Speaker
Description
We consider a generalized lattice model describing adsorption of dispersed obstacles on a set of branched polymer structures. There is a strong experimental evidence that branched adsorbents could be essentially more efficient than their linear counterparts. We focus on two the simplest
representatives of the core-shell branched architectures: the star-like (with zero-dimensional point-like core) and comb-like polymers (with one-dimensional rigid core) with various number of branches, f, branch lengths, N, and branch separations, S (for the case of comb-like structure).

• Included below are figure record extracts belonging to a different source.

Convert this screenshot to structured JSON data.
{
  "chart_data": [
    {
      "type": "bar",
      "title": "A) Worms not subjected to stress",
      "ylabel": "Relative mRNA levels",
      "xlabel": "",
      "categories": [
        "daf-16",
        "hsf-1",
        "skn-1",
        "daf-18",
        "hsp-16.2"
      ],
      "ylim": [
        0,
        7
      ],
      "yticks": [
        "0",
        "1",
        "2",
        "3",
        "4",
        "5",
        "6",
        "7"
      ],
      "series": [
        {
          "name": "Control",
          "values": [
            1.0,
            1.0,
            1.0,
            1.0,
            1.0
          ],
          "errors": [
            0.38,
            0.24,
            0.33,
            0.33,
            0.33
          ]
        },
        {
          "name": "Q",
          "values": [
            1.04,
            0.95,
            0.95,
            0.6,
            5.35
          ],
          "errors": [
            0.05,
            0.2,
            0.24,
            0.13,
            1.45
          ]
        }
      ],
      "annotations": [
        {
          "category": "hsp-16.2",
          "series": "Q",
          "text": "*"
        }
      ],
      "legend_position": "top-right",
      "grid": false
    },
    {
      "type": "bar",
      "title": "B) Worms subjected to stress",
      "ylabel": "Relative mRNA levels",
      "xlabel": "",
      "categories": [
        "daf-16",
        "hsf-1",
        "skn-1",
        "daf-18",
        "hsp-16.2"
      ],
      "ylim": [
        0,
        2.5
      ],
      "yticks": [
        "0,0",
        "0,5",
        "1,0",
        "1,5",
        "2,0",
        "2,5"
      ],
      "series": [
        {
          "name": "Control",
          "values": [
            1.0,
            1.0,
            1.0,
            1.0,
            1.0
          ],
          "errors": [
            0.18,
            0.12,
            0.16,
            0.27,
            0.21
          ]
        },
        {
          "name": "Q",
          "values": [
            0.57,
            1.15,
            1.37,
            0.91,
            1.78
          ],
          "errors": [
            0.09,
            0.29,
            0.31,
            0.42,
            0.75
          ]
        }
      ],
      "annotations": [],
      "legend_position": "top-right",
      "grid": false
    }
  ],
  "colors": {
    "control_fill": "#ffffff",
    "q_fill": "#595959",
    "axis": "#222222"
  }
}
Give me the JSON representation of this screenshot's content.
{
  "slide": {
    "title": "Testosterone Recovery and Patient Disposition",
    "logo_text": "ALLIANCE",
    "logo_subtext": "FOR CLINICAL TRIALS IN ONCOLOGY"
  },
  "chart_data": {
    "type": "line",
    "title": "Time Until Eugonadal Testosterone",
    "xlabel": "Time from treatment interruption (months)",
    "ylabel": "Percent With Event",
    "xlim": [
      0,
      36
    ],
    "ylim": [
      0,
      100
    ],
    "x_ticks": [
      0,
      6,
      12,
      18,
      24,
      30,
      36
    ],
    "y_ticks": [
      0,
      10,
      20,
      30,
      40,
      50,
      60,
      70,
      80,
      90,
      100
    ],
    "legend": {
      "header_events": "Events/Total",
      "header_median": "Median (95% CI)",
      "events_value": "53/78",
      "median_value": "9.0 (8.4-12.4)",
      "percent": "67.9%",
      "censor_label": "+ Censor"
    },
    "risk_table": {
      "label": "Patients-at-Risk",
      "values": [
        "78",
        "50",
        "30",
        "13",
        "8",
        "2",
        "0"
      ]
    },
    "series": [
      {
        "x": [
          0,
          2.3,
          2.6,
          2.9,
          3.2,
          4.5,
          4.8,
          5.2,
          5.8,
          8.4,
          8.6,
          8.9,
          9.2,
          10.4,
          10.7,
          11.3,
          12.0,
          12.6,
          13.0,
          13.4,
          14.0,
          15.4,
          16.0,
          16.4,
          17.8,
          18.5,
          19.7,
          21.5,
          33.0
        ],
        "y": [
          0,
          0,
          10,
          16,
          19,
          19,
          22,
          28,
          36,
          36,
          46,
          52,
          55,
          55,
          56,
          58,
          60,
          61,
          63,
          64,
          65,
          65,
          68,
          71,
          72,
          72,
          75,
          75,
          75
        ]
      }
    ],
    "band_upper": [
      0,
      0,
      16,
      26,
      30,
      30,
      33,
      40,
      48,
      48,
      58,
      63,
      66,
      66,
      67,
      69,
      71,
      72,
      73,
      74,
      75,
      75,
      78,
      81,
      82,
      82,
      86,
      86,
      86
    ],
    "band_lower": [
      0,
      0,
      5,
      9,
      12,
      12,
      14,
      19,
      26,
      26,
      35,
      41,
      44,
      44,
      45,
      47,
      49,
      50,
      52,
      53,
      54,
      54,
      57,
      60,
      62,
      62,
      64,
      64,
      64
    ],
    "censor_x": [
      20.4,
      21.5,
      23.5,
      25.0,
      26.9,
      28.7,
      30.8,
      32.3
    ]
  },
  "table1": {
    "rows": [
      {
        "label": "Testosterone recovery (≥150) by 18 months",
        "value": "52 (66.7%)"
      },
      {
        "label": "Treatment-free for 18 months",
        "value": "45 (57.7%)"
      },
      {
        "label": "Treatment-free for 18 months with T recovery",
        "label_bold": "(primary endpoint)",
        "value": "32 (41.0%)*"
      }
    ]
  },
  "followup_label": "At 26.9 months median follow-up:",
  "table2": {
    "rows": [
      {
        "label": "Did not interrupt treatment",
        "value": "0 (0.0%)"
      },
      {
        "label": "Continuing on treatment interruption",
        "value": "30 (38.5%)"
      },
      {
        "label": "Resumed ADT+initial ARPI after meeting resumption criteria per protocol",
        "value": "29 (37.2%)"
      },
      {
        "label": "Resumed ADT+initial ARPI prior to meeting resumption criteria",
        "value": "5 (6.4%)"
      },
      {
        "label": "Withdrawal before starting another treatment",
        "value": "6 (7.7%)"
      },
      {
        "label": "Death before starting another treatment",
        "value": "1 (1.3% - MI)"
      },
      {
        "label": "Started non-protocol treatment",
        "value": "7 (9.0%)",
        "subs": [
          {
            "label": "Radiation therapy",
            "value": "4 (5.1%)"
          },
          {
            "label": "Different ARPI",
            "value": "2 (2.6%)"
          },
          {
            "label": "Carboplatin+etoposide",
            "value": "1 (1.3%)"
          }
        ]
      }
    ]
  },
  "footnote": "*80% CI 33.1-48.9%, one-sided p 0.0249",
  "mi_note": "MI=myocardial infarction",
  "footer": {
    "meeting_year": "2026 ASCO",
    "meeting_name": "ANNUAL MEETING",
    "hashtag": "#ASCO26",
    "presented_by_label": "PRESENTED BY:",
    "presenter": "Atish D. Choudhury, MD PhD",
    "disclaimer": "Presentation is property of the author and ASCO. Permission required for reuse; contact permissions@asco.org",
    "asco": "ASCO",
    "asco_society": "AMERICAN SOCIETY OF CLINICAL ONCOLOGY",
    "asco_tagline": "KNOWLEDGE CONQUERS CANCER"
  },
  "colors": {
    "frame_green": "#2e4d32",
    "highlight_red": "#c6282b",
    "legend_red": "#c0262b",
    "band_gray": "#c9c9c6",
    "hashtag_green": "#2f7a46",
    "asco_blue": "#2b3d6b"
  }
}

The quantitative estimates for adsorption capacity ⟨na⟩ in terms of adsorbed obstacles per monomer and the average number of bonds ⟨nbond⟩ per adsorbed obstacle (average adsorption strength) have been evaluated in a wide range of parameters f, N, and S. Both the case of implicit
diffusion of obstacles (with averaging over different arrangements of immobilized obstacles), and explicit diffusion of obstacles (allowing to study dynamics of adsorption process) have been analyzed. We found that comb-like polymers display the higher adsorption capacity but lower adsorption strength, comparing to the star-like polymers, and these effects are more pronounced with increasing branches separations S. Our analysis indicates essential role of bridging between adjacent branches by shared adsorbed particles.